The most fundamental requirement is to somehow upload the link to the specific lesson on one’s computer or phone and then to click on that link to join the learning session. Without having the link and clicking it one will never be able to hear what is being taught or benefit from the zoom session being conducted. This link is the essential ingredient to all the learning or entertainment projects that can exist on this electronic platform.

The phrase “just send me the link” has become part and parcel of our everyday conversation and mindset. Just a few short years ago, using such a phrase would only have incurred stares of wonder. Our society was not thinking in terms of links. However, among all the other immense changes that the COVID epidemic has created in our society, the realization that one must somehow find a specific link and click on it, is part of a new language and a different set of words and phrases. As such, let’s consider if we do not give proper weight to understanding the import of the links in our lives.

Judaism has always been based on links, the link to family and tradition, links to generations gone before us, and the links to eternal values and unchanging assessments of life and people.

These constitute the bulk of thought and activity in everyday Jewish existence. We see ourselves as being linked to the eternal chain first created by our father Abraham and continuing for millennia till our time.

Judaism values age, experience and, most importantly, links to the past, even more than it encourages the vitality and experiences of the young.

We say in our prayers that we are grateful for the previous generations that have survived, so that we too are able to be connected and linked to the past, as far back as our father Abraham and our mother Sarah.

This linkage is vital to Jewish survival, both personally and nationally.

One cannot participate in the eternal zoom lesson of the study of Torah and the performance of its commandments without somehow obtaining the link and clicking on it by ourselves.

When one is young, one rarely appreciates this type of generational connection. However, as one’s years increase, it becomes apparent that one of the tasks of maturity is to provide that personal link that binds generations together and gives purpose and value to each individual life. For many Jews in our time, the tragedy of complete assimilation and the lack of any Jewish content in life is directly traceable to the fact that they never found the link and are cut off from their tradition by their secularism and hedonism.

The purpose of Jewish education, in my opinion, should be to impress upon the student throughout all the years of one’s school experience, the necessity of finding their personal links and clicking on them.

If one has the link, then there is no limit to what can be learned, understood, and creatively woven into the fabric of one’s own personal life.

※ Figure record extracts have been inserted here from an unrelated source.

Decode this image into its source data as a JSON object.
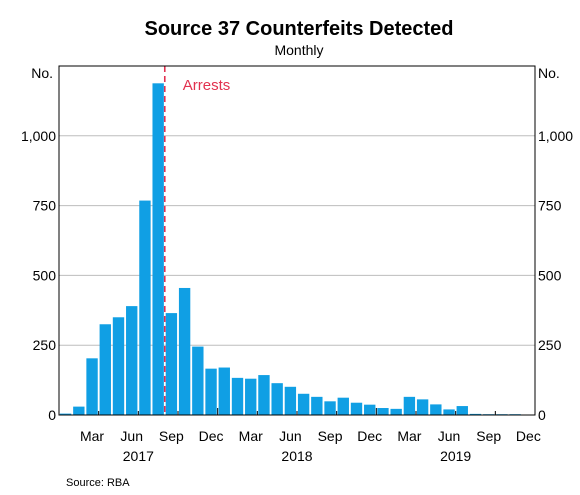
{
  "chart_data": {
    "type": "bar",
    "title": "Source 37 Counterfeits Detected",
    "subtitle": "Monthly",
    "source": "Source:   RBA",
    "units_left": "No.",
    "units_right": "No.",
    "yticks": [
      0,
      250,
      500,
      750,
      1000
    ],
    "ytick_labels": [
      "0",
      "250",
      "500",
      "750",
      "1,000"
    ],
    "ylim": [
      0,
      1250
    ],
    "grid": true,
    "legend": "none",
    "bar_color": "#109fe4",
    "annotation": {
      "label": "Arrests",
      "at_index": 8,
      "color": "#e2314f"
    },
    "month_tick_labels": [
      {
        "index": 2,
        "label": "Mar"
      },
      {
        "index": 5,
        "label": "Jun"
      },
      {
        "index": 8,
        "label": "Sep"
      },
      {
        "index": 11,
        "label": "Dec"
      },
      {
        "index": 14,
        "label": "Mar"
      },
      {
        "index": 17,
        "label": "Jun"
      },
      {
        "index": 20,
        "label": "Sep"
      },
      {
        "index": 23,
        "label": "Dec"
      },
      {
        "index": 26,
        "label": "Mar"
      },
      {
        "index": 29,
        "label": "Jun"
      },
      {
        "index": 32,
        "label": "Sep"
      },
      {
        "index": 35,
        "label": "Dec"
      }
    ],
    "year_labels": [
      {
        "start": 0,
        "end": 11,
        "label": "2017"
      },
      {
        "start": 12,
        "end": 23,
        "label": "2018"
      },
      {
        "start": 24,
        "end": 35,
        "label": "2019"
      }
    ],
    "categories": [
      "Jan 2017",
      "Feb 2017",
      "Mar 2017",
      "Apr 2017",
      "May 2017",
      "Jun 2017",
      "Jul 2017",
      "Aug 2017",
      "Sep 2017",
      "Oct 2017",
      "Nov 2017",
      "Dec 2017",
      "Jan 2018",
      "Feb 2018",
      "Mar 2018",
      "Apr 2018",
      "May 2018",
      "Jun 2018",
      "Jul 2018",
      "Aug 2018",
      "Sep 2018",
      "Oct 2018",
      "Nov 2018",
      "Dec 2018",
      "Jan 2019",
      "Feb 2019",
      "Mar 2019",
      "Apr 2019",
      "May 2019",
      "Jun 2019",
      "Jul 2019",
      "Aug 2019",
      "Sep 2019",
      "Oct 2019",
      "Nov 2019",
      "Dec 2019"
    ],
    "values": [
      5,
      30,
      203,
      325,
      350,
      390,
      768,
      1188,
      365,
      455,
      245,
      166,
      170,
      133,
      130,
      143,
      114,
      101,
      76,
      65,
      49,
      62,
      44,
      37,
      25,
      22,
      65,
      56,
      38,
      20,
      32,
      4,
      2,
      1,
      1,
      0
    ]
  }
}
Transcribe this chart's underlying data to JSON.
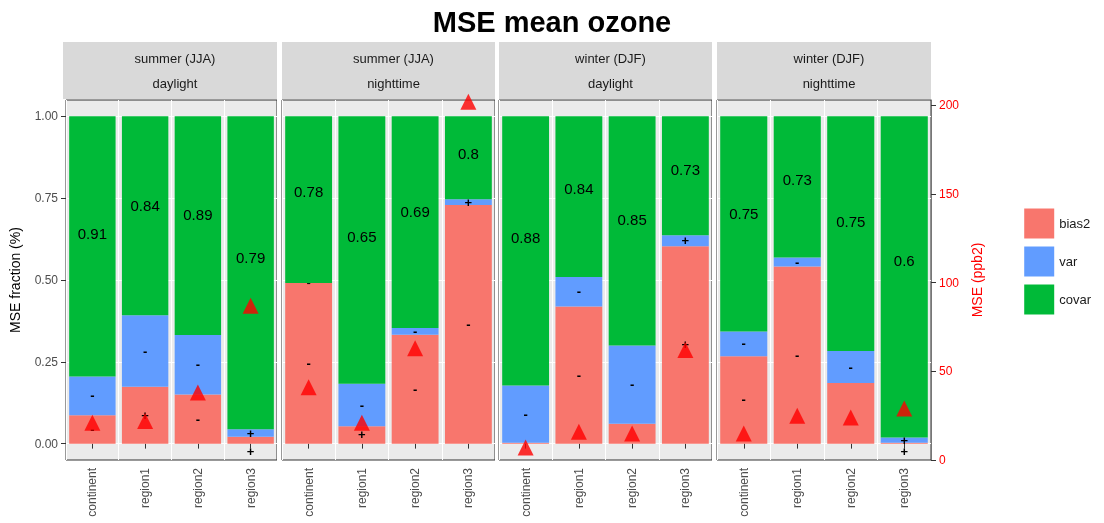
{
  "chart_data": [
    {
      "type": "bar",
      "stacked": true,
      "title": "summer (JJA)",
      "subtitle": "daylight",
      "ylabel": "MSE fraction (%)",
      "categories": [
        "continent",
        "region1",
        "region2",
        "region3"
      ],
      "annotations": [
        "MSE mean ozone",
        "0.91",
        "0.84",
        "0.89",
        "0.79"
      ],
      "series": [
        {
          "color": "#f8766d",
          "values": [
            0.087,
            0.174,
            0.15,
            0.021
          ],
          "value_labels": [
            "-",
            "+",
            "-",
            "+"
          ]
        },
        {
          "color": "#619cff",
          "values": [
            0.118,
            0.218,
            0.182,
            0.023
          ],
          "value_labels": [
            "-",
            "-",
            "-",
            "+"
          ]
        },
        {
          "color": "#00ba38",
          "values": [
            0.795,
            0.608,
            0.668,
            0.956
          ]
        },
        {
          "type": "scatter",
          "axis": "y2",
          "color": "#ff0000",
          "marker": "triangle",
          "values": [
            21,
            22,
            38,
            87
          ]
        }
      ],
      "ylim": [
        -0.05,
        1.05
      ],
      "yticks": [
        {
          "value": 0,
          "label": "0.00"
        },
        {
          "value": 0.25,
          "label": "0.25"
        },
        {
          "value": 0.5,
          "label": "0.50"
        },
        {
          "value": 0.75,
          "label": "0.75"
        },
        {
          "value": 1,
          "label": "1.00"
        }
      ],
      "y2lim": [
        0,
        203
      ],
      "grid": true,
      "legend": false,
      "tick_labels": "x y"
    },
    {
      "type": "bar",
      "stacked": true,
      "title": "summer (JJA)",
      "subtitle": "nighttime",
      "categories": [
        "continent",
        "region1",
        "region2",
        "region3"
      ],
      "annotations": [
        "0.78",
        "0.65",
        "0.69",
        "0.8",
        "-"
      ],
      "series": [
        {
          "color": "#f8766d",
          "values": [
            0.491,
            0.053,
            0.333,
            0.729
          ],
          "value_labels": [
            "-",
            "+",
            "-",
            "-"
          ]
        },
        {
          "color": "#619cff",
          "values": [
            0,
            0.13,
            0.02,
            0.018
          ],
          "value_labels": [
            null,
            "-",
            "-",
            "+"
          ]
        },
        {
          "color": "#00ba38",
          "values": [
            0.509,
            0.817,
            0.647,
            0.253
          ]
        },
        {
          "type": "scatter",
          "axis": "y2",
          "color": "#ff0000",
          "marker": "triangle",
          "values": [
            41,
            21,
            63,
            202
          ]
        }
      ],
      "ylim": [
        -0.05,
        1.05
      ],
      "y2lim": [
        0,
        203
      ],
      "grid": true,
      "legend": false,
      "tick_labels": "x"
    },
    {
      "type": "bar",
      "stacked": true,
      "title": "winter (DJF)",
      "subtitle": "daylight",
      "categories": [
        "continent",
        "region1",
        "region2",
        "region3"
      ],
      "annotations": [
        "0.88",
        "0.84",
        "0.85",
        "0.73"
      ],
      "series": [
        {
          "color": "#f8766d",
          "values": [
            0.003,
            0.419,
            0.061,
            0.603
          ],
          "value_labels": [
            null,
            "-",
            null,
            "+"
          ]
        },
        {
          "color": "#619cff",
          "values": [
            0.175,
            0.09,
            0.239,
            0.034
          ],
          "value_labels": [
            "-",
            "-",
            "-",
            "+"
          ]
        },
        {
          "color": "#00ba38",
          "values": [
            0.822,
            0.491,
            0.7,
            0.363
          ]
        },
        {
          "type": "scatter",
          "axis": "y2",
          "color": "#ff0000",
          "marker": "triangle",
          "values": [
            7,
            16,
            15,
            62
          ]
        }
      ],
      "ylim": [
        -0.05,
        1.05
      ],
      "y2lim": [
        0,
        203
      ],
      "grid": true,
      "legend": false,
      "tick_labels": "x"
    },
    {
      "type": "bar",
      "stacked": true,
      "title": "winter (DJF)",
      "subtitle": "nighttime",
      "y2label": "MSE (ppb2)",
      "categories": [
        "continent",
        "region1",
        "region2",
        "region3"
      ],
      "annotations": [
        "0.75",
        "0.73",
        "0.75",
        "0.6"
      ],
      "series": [
        {
          "name": "bias2",
          "color": "#f8766d",
          "values": [
            0.267,
            0.541,
            0.185,
            0.003
          ],
          "value_labels": [
            "-",
            "-",
            null,
            "+"
          ]
        },
        {
          "name": "var",
          "color": "#619cff",
          "values": [
            0.076,
            0.028,
            0.098,
            0.016
          ],
          "value_labels": [
            "-",
            "-",
            "-",
            "+"
          ]
        },
        {
          "name": "covar",
          "color": "#00ba38",
          "values": [
            0.657,
            0.431,
            0.717,
            0.981
          ]
        },
        {
          "type": "scatter",
          "axis": "y2",
          "color": "#ff0000",
          "marker": "triangle",
          "values": [
            15,
            25,
            24,
            29
          ]
        }
      ],
      "ylim": [
        -0.05,
        1.05
      ],
      "y2lim": [
        0,
        203
      ],
      "y2ticks": [
        0,
        50,
        100,
        150,
        200
      ],
      "grid": true,
      "legend": "right",
      "tick_labels": "x y2"
    }
  ]
}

However, if that necessary personal link is somehow unavailable, then school and knowledge become only a jumble of facts, opinions, boredom, and worse.

We are currently very careful that schools and classrooms should not infect their students with viruses and diseases of the body.

We should be just as careful and vigilant that schools should not infect their students with moral viruses of unproven agendas, current political theories and correctness, and wildly impractical and utopian ideas and hopes.

We cannot leave our younger generation without any link to the realities and experiences of past generations and to ancestors, that would leave them vulnerable to harmful teachings and opinions.

The truth is that every one of us, especially those of us who are blessed with being grandparents, should establish themselves as that link that is necessary to benefit from the spiritual and psychological zoom class that is currently available to help them in finding and utilizing what constitutes their Jewish heritage.